3. Processor has implemented workstation protection policies for its systems, including automatic application logoff after a period of inactivity and locking the system after a defined number of incorrect authentication attempts.
4. Processor requires multi-factor authentication for remote network and system access.
5. Processor conducts regular and periodic vulnerability scans and assessments on all systems storing, processing, or transmitting Controller Data to identify potential vulnerabilities and risks to Controller Data.
6. Processor remediates identified vulnerabilities in a risk-prioritized and timely manner, including timely implementation of all high-risk mitigating manufacturer- and developer-recommended security updates and patches to systems and software storing, processing, or transmitting Controller Data.
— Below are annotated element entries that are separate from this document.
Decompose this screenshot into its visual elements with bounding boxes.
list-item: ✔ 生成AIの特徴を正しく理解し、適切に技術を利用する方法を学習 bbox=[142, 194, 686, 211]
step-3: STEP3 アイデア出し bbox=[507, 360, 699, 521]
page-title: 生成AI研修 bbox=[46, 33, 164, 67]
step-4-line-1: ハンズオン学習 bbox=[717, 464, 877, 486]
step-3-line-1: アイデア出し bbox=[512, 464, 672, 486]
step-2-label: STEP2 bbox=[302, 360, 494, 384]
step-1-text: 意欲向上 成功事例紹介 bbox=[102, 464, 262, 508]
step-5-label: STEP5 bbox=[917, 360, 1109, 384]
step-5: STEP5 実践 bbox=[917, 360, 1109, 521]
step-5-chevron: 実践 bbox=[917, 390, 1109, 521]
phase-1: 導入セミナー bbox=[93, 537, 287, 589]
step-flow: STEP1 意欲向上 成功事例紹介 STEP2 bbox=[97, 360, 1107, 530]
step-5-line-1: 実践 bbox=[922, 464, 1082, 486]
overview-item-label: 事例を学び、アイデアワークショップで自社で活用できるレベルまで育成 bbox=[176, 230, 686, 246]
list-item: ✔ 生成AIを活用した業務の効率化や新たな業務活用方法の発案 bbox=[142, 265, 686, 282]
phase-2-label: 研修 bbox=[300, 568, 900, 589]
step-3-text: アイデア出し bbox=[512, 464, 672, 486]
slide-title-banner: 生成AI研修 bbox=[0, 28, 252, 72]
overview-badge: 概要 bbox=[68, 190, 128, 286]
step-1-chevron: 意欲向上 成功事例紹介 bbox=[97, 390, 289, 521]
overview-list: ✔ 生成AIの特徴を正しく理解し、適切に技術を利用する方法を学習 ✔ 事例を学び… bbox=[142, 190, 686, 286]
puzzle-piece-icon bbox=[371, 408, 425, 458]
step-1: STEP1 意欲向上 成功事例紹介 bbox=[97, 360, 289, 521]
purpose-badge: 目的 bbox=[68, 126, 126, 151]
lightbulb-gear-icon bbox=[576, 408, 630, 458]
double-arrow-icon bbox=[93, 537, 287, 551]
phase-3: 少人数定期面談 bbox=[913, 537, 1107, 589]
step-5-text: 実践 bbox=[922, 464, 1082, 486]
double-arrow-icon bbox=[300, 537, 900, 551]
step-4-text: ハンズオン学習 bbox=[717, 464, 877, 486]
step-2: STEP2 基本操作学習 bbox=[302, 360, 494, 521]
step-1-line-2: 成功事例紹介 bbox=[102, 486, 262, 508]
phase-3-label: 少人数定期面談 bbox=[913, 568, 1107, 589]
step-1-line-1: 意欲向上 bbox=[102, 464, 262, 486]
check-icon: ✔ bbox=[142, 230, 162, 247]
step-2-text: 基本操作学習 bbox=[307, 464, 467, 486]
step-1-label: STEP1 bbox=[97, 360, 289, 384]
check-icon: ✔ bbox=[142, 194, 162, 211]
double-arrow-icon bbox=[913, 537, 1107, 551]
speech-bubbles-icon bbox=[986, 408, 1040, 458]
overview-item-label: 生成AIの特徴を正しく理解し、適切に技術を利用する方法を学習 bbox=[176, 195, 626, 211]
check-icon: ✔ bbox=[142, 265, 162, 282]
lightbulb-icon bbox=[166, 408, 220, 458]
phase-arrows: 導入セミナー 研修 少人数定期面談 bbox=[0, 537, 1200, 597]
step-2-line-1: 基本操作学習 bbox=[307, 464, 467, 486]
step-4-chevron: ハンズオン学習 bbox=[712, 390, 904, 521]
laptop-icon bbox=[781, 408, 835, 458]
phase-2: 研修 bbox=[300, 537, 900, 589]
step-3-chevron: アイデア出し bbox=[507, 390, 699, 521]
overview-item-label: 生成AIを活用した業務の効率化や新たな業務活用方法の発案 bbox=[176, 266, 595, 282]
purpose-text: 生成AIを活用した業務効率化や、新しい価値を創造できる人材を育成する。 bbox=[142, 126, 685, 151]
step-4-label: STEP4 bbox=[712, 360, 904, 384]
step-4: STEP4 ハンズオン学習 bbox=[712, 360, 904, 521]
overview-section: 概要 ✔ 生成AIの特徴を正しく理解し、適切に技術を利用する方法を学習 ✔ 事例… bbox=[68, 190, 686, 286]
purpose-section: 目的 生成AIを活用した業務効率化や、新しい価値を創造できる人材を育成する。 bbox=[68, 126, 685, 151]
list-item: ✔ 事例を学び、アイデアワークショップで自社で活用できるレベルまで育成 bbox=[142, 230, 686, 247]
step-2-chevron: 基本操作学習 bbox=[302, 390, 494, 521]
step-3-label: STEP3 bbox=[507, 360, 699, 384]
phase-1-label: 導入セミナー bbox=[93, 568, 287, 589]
7. Processor has implemented controls, including AES 256 encryption using file system encryption, to ensure that Controller Data is not improperly modified without detection.
III. Physical Security
1. Processor restricts access to its facilities, equipment, and/or devices to Processor employees with authorized access on a need-to-know basis.
2. Processor logs access to its facilities, equipment, and devices and regularly reviews and audits such logs.
3. Processor runs real-time database replication to ensure that Controller Data is both backed up and available on redundant and geographically dispersed systems, physically separated from the primary Processor application servers.
4. Processor has implemented policies and produces regarding the proper disposal or re-use of equipment, devices, and electronic media. As part of any such disposal or re-use, Processor requires that Controller Data on physical media be destroyed such that it cannot reasonably be reconstructed.
5. Processor has disaster recovery and unscheduled incident plans and procedures in place in the event of an emergency, including maintaining disaster recovery infrastructure.
IV. Incident Response
1. Consistent with its Incident Response Plan, Processor takes steps in the aftermath of any accidental or unlawful destruction, loss, alteration, unauthorized disclosure of, or access to, Controller Data to investigate, mitigate, remediate, and otherwise respond to such security incident. Processor will inform Controller of a confirmed security incident within 72 hours of becoming aware. Processor will notify Controller at the email address associated with Controller’s administrator account, or at another email address that Controller provides to Processor in writing for purposes of security incident notifications.
2. In the event that Controller is subject to a regulatory inquiry or threatened litigation relating to a security incident, Processor will provide Controller with reasonable assistance and support in responding to such investigation.
V. Subcontractors
1. Processor conducts diligence of prospective subcontractors to ensure that they are capable of meeting the security standards set forth herein and requires them to comply with terms that are substantially similar to those set forth herein.